Curve fitting helps you find a smooth line or curve that best matches your data points. It makes it easier to understand trends and predict values.

You have scattered data points and want to find a simple formula that describes them.
You want to predict future values based on existing data.
You want to smooth noisy measurements to see the overall pattern.
You want to compare how well different types of curves fit your data.
Syntax
MATLAB
p = polyfit(x, y, n)

% or using fit function
f = fit(x, y, 'polyN')

polyfit returns coefficients of a polynomial of degree n that fits data x, y.

fit returns a fit object that can be used to evaluate or plot the fitted curve.

Examples
Fits a straight line (degree 1 polynomial) to data points x and y.
MATLAB
p = polyfit(x, y, 1)
Fits a quadratic curve (degree 2 polynomial) to the data.
MATLAB
p = polyfit(x, y, 2)
Fits a cubic polynomial using the fit function.
MATLAB
f = fit(x, y, 'poly3')
Sample Program

This program fits a straight line and a quadratic curve to the sample data points. It prints the slope and intercept for the line, and the coefficients for the quadratic curve.

MATLAB
x = 1:5;
y = [2.2, 2.8, 3.6, 4.5, 5.1];

% Fit a line using polyfit
p = polyfit(x, y, 1);

% Display the coefficients
fprintf('Slope: %.2f, Intercept: %.2f\n', p(1), p(2));

% Use fit function for quadratic fit
f = fit(x', y', 'poly2');

% Display the fit object coefficients
coeffs = coeffvalues(f);
fprintf('Quadratic fit coefficients: a=%.2f, b=%.2f, c=%.2f\n', coeffs(1), coeffs(2), coeffs(3));
OutputSuccess
Important Notes

Always check the degree of the polynomial; higher degrees can fit data better but may cause overfitting.
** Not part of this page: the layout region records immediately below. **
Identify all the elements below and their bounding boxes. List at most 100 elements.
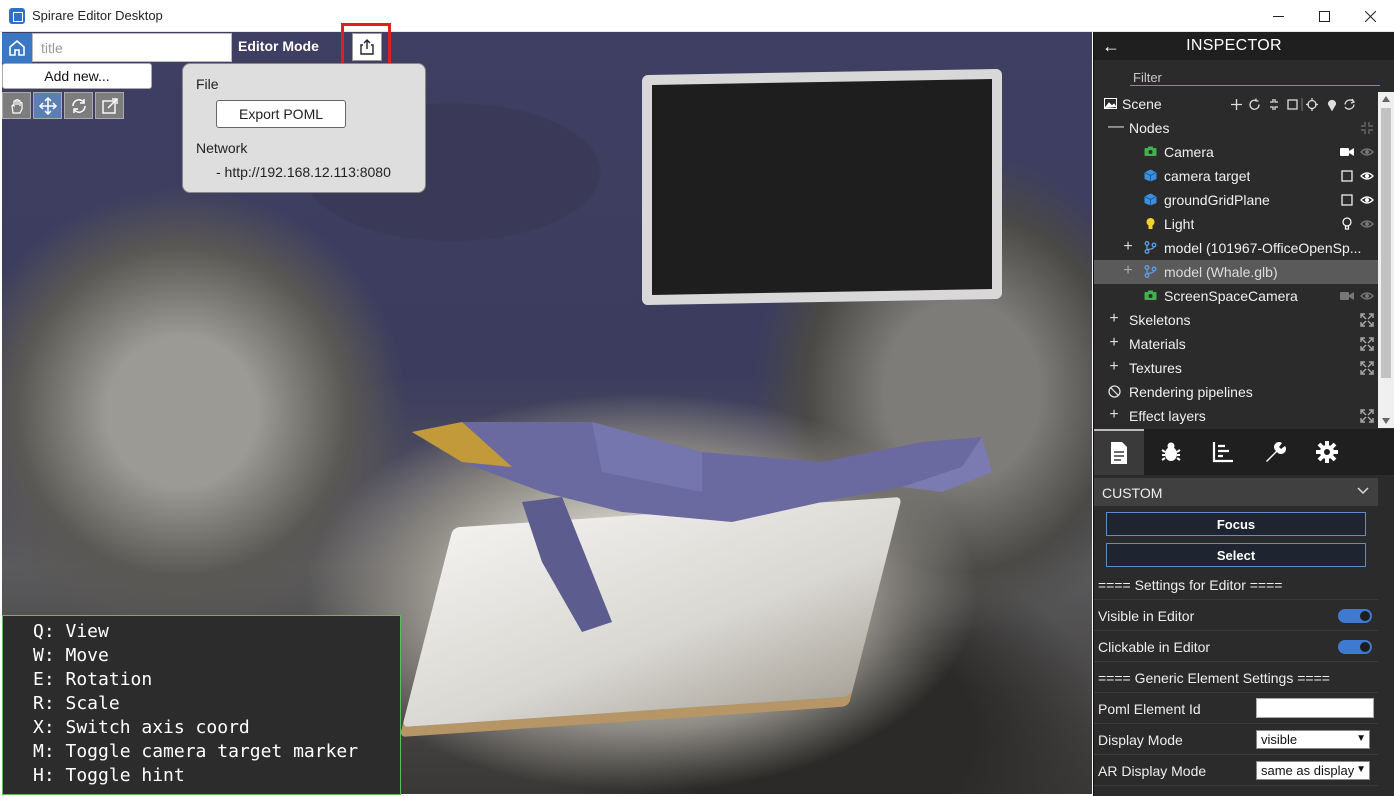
- tree-item-rendering-pipelines[interactable]: Rendering pipelines: [1094, 380, 1378, 404]
- scroll-thumb[interactable]: [1381, 108, 1391, 378]
- tree-item-materials[interactable]: + Materials: [1094, 332, 1378, 356]
- visible-in-editor-toggle[interactable]: [1338, 609, 1372, 623]
- collapse-icon[interactable]: —: [1108, 119, 1124, 135]
- poml-element-id-input[interactable]: [1256, 698, 1374, 718]
- ar-display-mode-select[interactable]: same as display ▼: [1256, 761, 1370, 780]
- tree-item-model-whale[interactable]: + model (Whale.glb): [1094, 260, 1378, 284]
- tab-settings[interactable]: [1302, 429, 1352, 475]
- visible-in-editor-row: Visible in Editor: [1094, 600, 1378, 631]
- close-icon: [1364, 10, 1376, 22]
- statistics-icon: [1212, 442, 1233, 463]
- filter-input[interactable]: [1130, 68, 1380, 86]
- checkbox-icon[interactable]: [1340, 193, 1354, 207]
- tree-item-camera[interactable]: Camera: [1094, 140, 1378, 164]
- video-camera-icon[interactable]: [1340, 145, 1354, 159]
- select-button[interactable]: Select: [1106, 543, 1366, 567]
- scene-actions-icons[interactable]: [1230, 98, 1370, 111]
- expand-all-icon[interactable]: [1360, 409, 1374, 423]
- hint-line: W: Move: [33, 645, 109, 666]
- tree-item-label: groundGridPlane: [1164, 192, 1270, 208]
- compress-icon[interactable]: [1360, 121, 1374, 135]
- minimize-button[interactable]: [1255, 0, 1301, 32]
- editor-mode-label: Editor Mode: [238, 38, 319, 54]
- tree-item-light[interactable]: Light: [1094, 212, 1378, 236]
- tree-item-scene[interactable]: Scene: [1094, 92, 1378, 116]
- tree-item-label: Scene: [1122, 96, 1162, 112]
- image-icon: [1104, 98, 1117, 109]
- tree-item-label: Materials: [1129, 336, 1186, 352]
- eye-icon[interactable]: [1360, 145, 1374, 159]
- export-poml-button[interactable]: Export POML: [216, 100, 346, 128]
- filter-field[interactable]: [1130, 68, 1380, 86]
- chevron-down-icon: ▼: [1356, 764, 1366, 775]
- rotate-tool-button[interactable]: [64, 92, 93, 119]
- scroll-up-icon[interactable]: [1382, 96, 1390, 102]
- scroll-down-icon[interactable]: [1382, 418, 1390, 424]
- tab-properties[interactable]: [1094, 429, 1144, 475]
- expand-icon[interactable]: +: [1108, 407, 1120, 423]
- wrench-icon: [1266, 442, 1286, 462]
- popup-network-label: Network: [196, 140, 248, 156]
- camera-icon: [1144, 290, 1157, 300]
- move-icon: [38, 96, 57, 115]
- checkbox-icon[interactable]: [1340, 169, 1354, 183]
- chevron-down-icon: [1357, 487, 1369, 495]
- expand-icon[interactable]: +: [1108, 335, 1120, 351]
- ar-display-mode-label: AR Display Mode: [1098, 763, 1207, 779]
- hint-line: R: Scale: [33, 693, 120, 714]
- tree-item-nodes[interactable]: — Nodes: [1094, 116, 1378, 140]
- maximize-button[interactable]: [1301, 0, 1347, 32]
- visible-in-editor-label: Visible in Editor: [1098, 608, 1195, 624]
- video-camera-icon[interactable]: [1340, 289, 1354, 303]
- tree-item-label: Camera: [1164, 144, 1214, 160]
- scale-tool-button[interactable]: [95, 92, 124, 119]
- eye-icon[interactable]: [1360, 217, 1374, 231]
- add-new-button[interactable]: Add new...: [2, 63, 152, 89]
- title-input[interactable]: [32, 33, 232, 62]
- tree-item-textures[interactable]: + Textures: [1094, 356, 1378, 380]
- shortcut-hint-panel: Q: View W: Move E: Rotation R: Scale X: …: [2, 615, 401, 795]
- maximize-icon: [1318, 10, 1330, 22]
- eye-icon[interactable]: [1360, 193, 1374, 207]
- tree-item-effect-layers[interactable]: + Effect layers: [1094, 404, 1378, 428]
- scale-icon: [101, 97, 118, 114]
- expand-icon[interactable]: +: [1108, 359, 1120, 375]
- home-icon: [9, 39, 25, 56]
- view-tool-button[interactable]: [2, 92, 31, 119]
- expand-all-icon[interactable]: [1360, 337, 1374, 351]
- minimize-icon: [1272, 15, 1284, 17]
- lightbulb-outline-icon[interactable]: [1340, 217, 1354, 231]
- tab-tools[interactable]: [1250, 429, 1300, 475]
- tab-statistics[interactable]: [1198, 429, 1248, 475]
- display-mode-select[interactable]: visible ▼: [1256, 730, 1370, 749]
- expand-all-icon[interactable]: [1360, 313, 1374, 327]
- move-tool-button[interactable]: [33, 92, 62, 119]
- tree-item-screen-space-camera[interactable]: ScreenSpaceCamera: [1094, 284, 1378, 308]
- clickable-in-editor-toggle[interactable]: [1338, 640, 1372, 654]
- focus-button[interactable]: Focus: [1106, 512, 1366, 536]
- tab-debug[interactable]: [1146, 429, 1196, 475]
- hint-line: X: Switch axis coord: [33, 717, 250, 738]
- hint-line: Q: View: [33, 621, 109, 642]
- tree-scrollbar[interactable]: [1378, 92, 1394, 428]
- tree-item-skeletons[interactable]: + Skeletons: [1094, 308, 1378, 332]
- expand-icon[interactable]: +: [1108, 311, 1120, 327]
- expand-all-icon[interactable]: [1360, 361, 1374, 375]
- eye-icon[interactable]: [1360, 289, 1374, 303]
- custom-section-header[interactable]: CUSTOM: [1094, 478, 1378, 506]
- eye-icon[interactable]: [1360, 169, 1374, 183]
- export-share-button[interactable]: [352, 33, 382, 61]
- clickable-in-editor-label: Clickable in Editor: [1098, 639, 1211, 655]
- generic-settings-header: ==== Generic Element Settings ====: [1094, 662, 1378, 693]
- expand-icon[interactable]: +: [1122, 239, 1134, 255]
- hint-line: M: Toggle camera target marker: [33, 741, 359, 762]
- scene-monitor: [642, 68, 1002, 306]
- whale-model[interactable]: [402, 392, 1002, 642]
- expand-icon[interactable]: +: [1122, 263, 1134, 279]
- app-icon: [9, 8, 25, 24]
- tree-item-model-office[interactable]: + model (101967-OfficeOpenSp...: [1094, 236, 1378, 260]
- tree-item-camera-target[interactable]: camera target: [1094, 164, 1378, 188]
- tree-item-ground-grid-plane[interactable]: groundGridPlane: [1094, 188, 1378, 212]
- close-button[interactable]: [1347, 0, 1393, 32]
- home-button[interactable]: [2, 33, 32, 63]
The fit function requires column vectors, so transpose row vectors if needed.

You can use polyval to evaluate the polynomial at new points after using polyfit.

Summary

Curve fitting finds a simple curve that best matches your data points.

polyfit returns polynomial coefficients; fit returns a fit object.

Use the fit to predict or understand data trends easily.